Itanium processors have very sophisticated performance monitoring tools integrated into the CPU. McKinley and Madison Itanium CPUs have over three hundred different types of events they can filter, trigger on, and count. The restrictions on which combinations of triggers are allowed is daunting and varies across CPU implementations. Fortunately, the tools hide this complicated mess. While the tools prevent us from shooting ourselves in the foot, it's not obvious how to use those tools for measuring kernel device driver behaviors.
IO driver writers can use pfmon to measure two key areas generally not obvious from the code: MMIO read and write frequency and precise addresses of instructions regularly causing L3 data cache misses. Measuring MMIO reads has some nuances related to instruction execution which are relevant to understanding ia64 and likely ia32 platforms. Similarly, the ability to pinpoint exactly which data is being accessed by drivers enables driver writers to either modify the algorithms or add prefetching directives where feasible. I include some examples on how I used pfmon to measure NIC drivers and give some guidelines on use.
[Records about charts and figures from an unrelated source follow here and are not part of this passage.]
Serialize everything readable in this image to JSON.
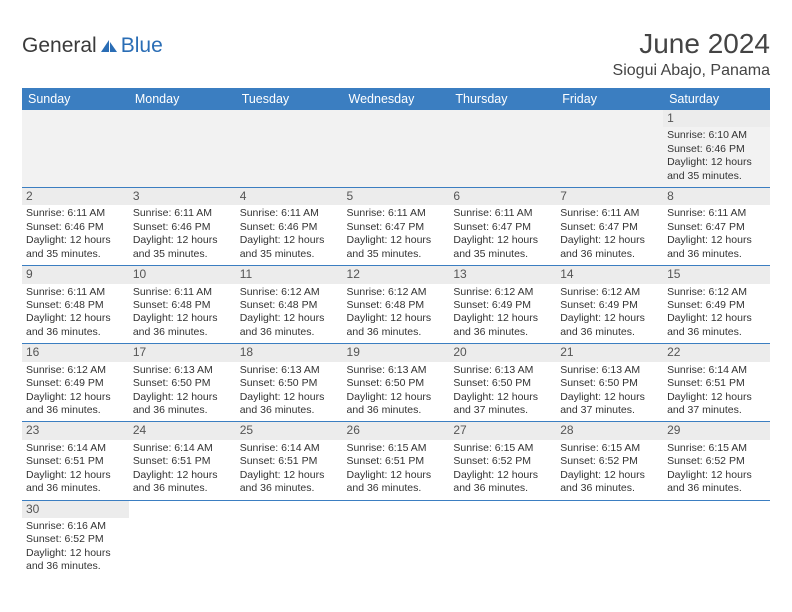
{
  "logo": {
    "part1": "General",
    "part2": "Blue"
  },
  "title": "June 2024",
  "subtitle": "Siogui Abajo, Panama",
  "colors": {
    "header_bg": "#3b7ec1",
    "header_text": "#ffffff",
    "daynum_bg": "#ececec",
    "border": "#3b7ec1",
    "logo_blue": "#2a6db5",
    "logo_gray": "#3a3a3a"
  },
  "weekdays": [
    "Sunday",
    "Monday",
    "Tuesday",
    "Wednesday",
    "Thursday",
    "Friday",
    "Saturday"
  ],
  "weeks": [
    [
      null,
      null,
      null,
      null,
      null,
      null,
      {
        "n": "1",
        "sr": "6:10 AM",
        "ss": "6:46 PM",
        "dl": "12 hours and 35 minutes."
      }
    ],
    [
      {
        "n": "2",
        "sr": "6:11 AM",
        "ss": "6:46 PM",
        "dl": "12 hours and 35 minutes."
      },
      {
        "n": "3",
        "sr": "6:11 AM",
        "ss": "6:46 PM",
        "dl": "12 hours and 35 minutes."
      },
      {
        "n": "4",
        "sr": "6:11 AM",
        "ss": "6:46 PM",
        "dl": "12 hours and 35 minutes."
      },
      {
        "n": "5",
        "sr": "6:11 AM",
        "ss": "6:47 PM",
        "dl": "12 hours and 35 minutes."
      },
      {
        "n": "6",
        "sr": "6:11 AM",
        "ss": "6:47 PM",
        "dl": "12 hours and 35 minutes."
      },
      {
        "n": "7",
        "sr": "6:11 AM",
        "ss": "6:47 PM",
        "dl": "12 hours and 36 minutes."
      },
      {
        "n": "8",
        "sr": "6:11 AM",
        "ss": "6:47 PM",
        "dl": "12 hours and 36 minutes."
      }
    ],
    [
      {
        "n": "9",
        "sr": "6:11 AM",
        "ss": "6:48 PM",
        "dl": "12 hours and 36 minutes."
      },
      {
        "n": "10",
        "sr": "6:11 AM",
        "ss": "6:48 PM",
        "dl": "12 hours and 36 minutes."
      },
      {
        "n": "11",
        "sr": "6:12 AM",
        "ss": "6:48 PM",
        "dl": "12 hours and 36 minutes."
      },
      {
        "n": "12",
        "sr": "6:12 AM",
        "ss": "6:48 PM",
        "dl": "12 hours and 36 minutes."
      },
      {
        "n": "13",
        "sr": "6:12 AM",
        "ss": "6:49 PM",
        "dl": "12 hours and 36 minutes."
      },
      {
        "n": "14",
        "sr": "6:12 AM",
        "ss": "6:49 PM",
        "dl": "12 hours and 36 minutes."
      },
      {
        "n": "15",
        "sr": "6:12 AM",
        "ss": "6:49 PM",
        "dl": "12 hours and 36 minutes."
      }
    ],
    [
      {
        "n": "16",
        "sr": "6:12 AM",
        "ss": "6:49 PM",
        "dl": "12 hours and 36 minutes."
      },
      {
        "n": "17",
        "sr": "6:13 AM",
        "ss": "6:50 PM",
        "dl": "12 hours and 36 minutes."
      },
      {
        "n": "18",
        "sr": "6:13 AM",
        "ss": "6:50 PM",
        "dl": "12 hours and 36 minutes."
      },
      {
        "n": "19",
        "sr": "6:13 AM",
        "ss": "6:50 PM",
        "dl": "12 hours and 36 minutes."
      },
      {
        "n": "20",
        "sr": "6:13 AM",
        "ss": "6:50 PM",
        "dl": "12 hours and 37 minutes."
      },
      {
        "n": "21",
        "sr": "6:13 AM",
        "ss": "6:50 PM",
        "dl": "12 hours and 37 minutes."
      },
      {
        "n": "22",
        "sr": "6:14 AM",
        "ss": "6:51 PM",
        "dl": "12 hours and 37 minutes."
      }
    ],
    [
      {
        "n": "23",
        "sr": "6:14 AM",
        "ss": "6:51 PM",
        "dl": "12 hours and 36 minutes."
      },
      {
        "n": "24",
        "sr": "6:14 AM",
        "ss": "6:51 PM",
        "dl": "12 hours and 36 minutes."
      },
      {
        "n": "25",
        "sr": "6:14 AM",
        "ss": "6:51 PM",
        "dl": "12 hours and 36 minutes."
      },
      {
        "n": "26",
        "sr": "6:15 AM",
        "ss": "6:51 PM",
        "dl": "12 hours and 36 minutes."
      },
      {
        "n": "27",
        "sr": "6:15 AM",
        "ss": "6:52 PM",
        "dl": "12 hours and 36 minutes."
      },
      {
        "n": "28",
        "sr": "6:15 AM",
        "ss": "6:52 PM",
        "dl": "12 hours and 36 minutes."
      },
      {
        "n": "29",
        "sr": "6:15 AM",
        "ss": "6:52 PM",
        "dl": "12 hours and 36 minutes."
      }
    ],
    [
      {
        "n": "30",
        "sr": "6:16 AM",
        "ss": "6:52 PM",
        "dl": "12 hours and 36 minutes."
      },
      null,
      null,
      null,
      null,
      null,
      null
    ]
  ],
  "labels": {
    "sunrise": "Sunrise:",
    "sunset": "Sunset:",
    "daylight": "Daylight:"
  }
}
q-syscollect is a "gprof without the pain" kind of tool. While q-syscollect uses the same kernel perfmon subsystem as pfmon, the former works at a higher level. With some knowledge about how the kernel operates, q-syscollect can collect call-graphs, function call counts, and percentage of time spent in particular routines. In other words, pfmon can tell us how much time the CPU spends stalled on d-cache misses and q-syscollect can give us the call-graph for the worst offenders.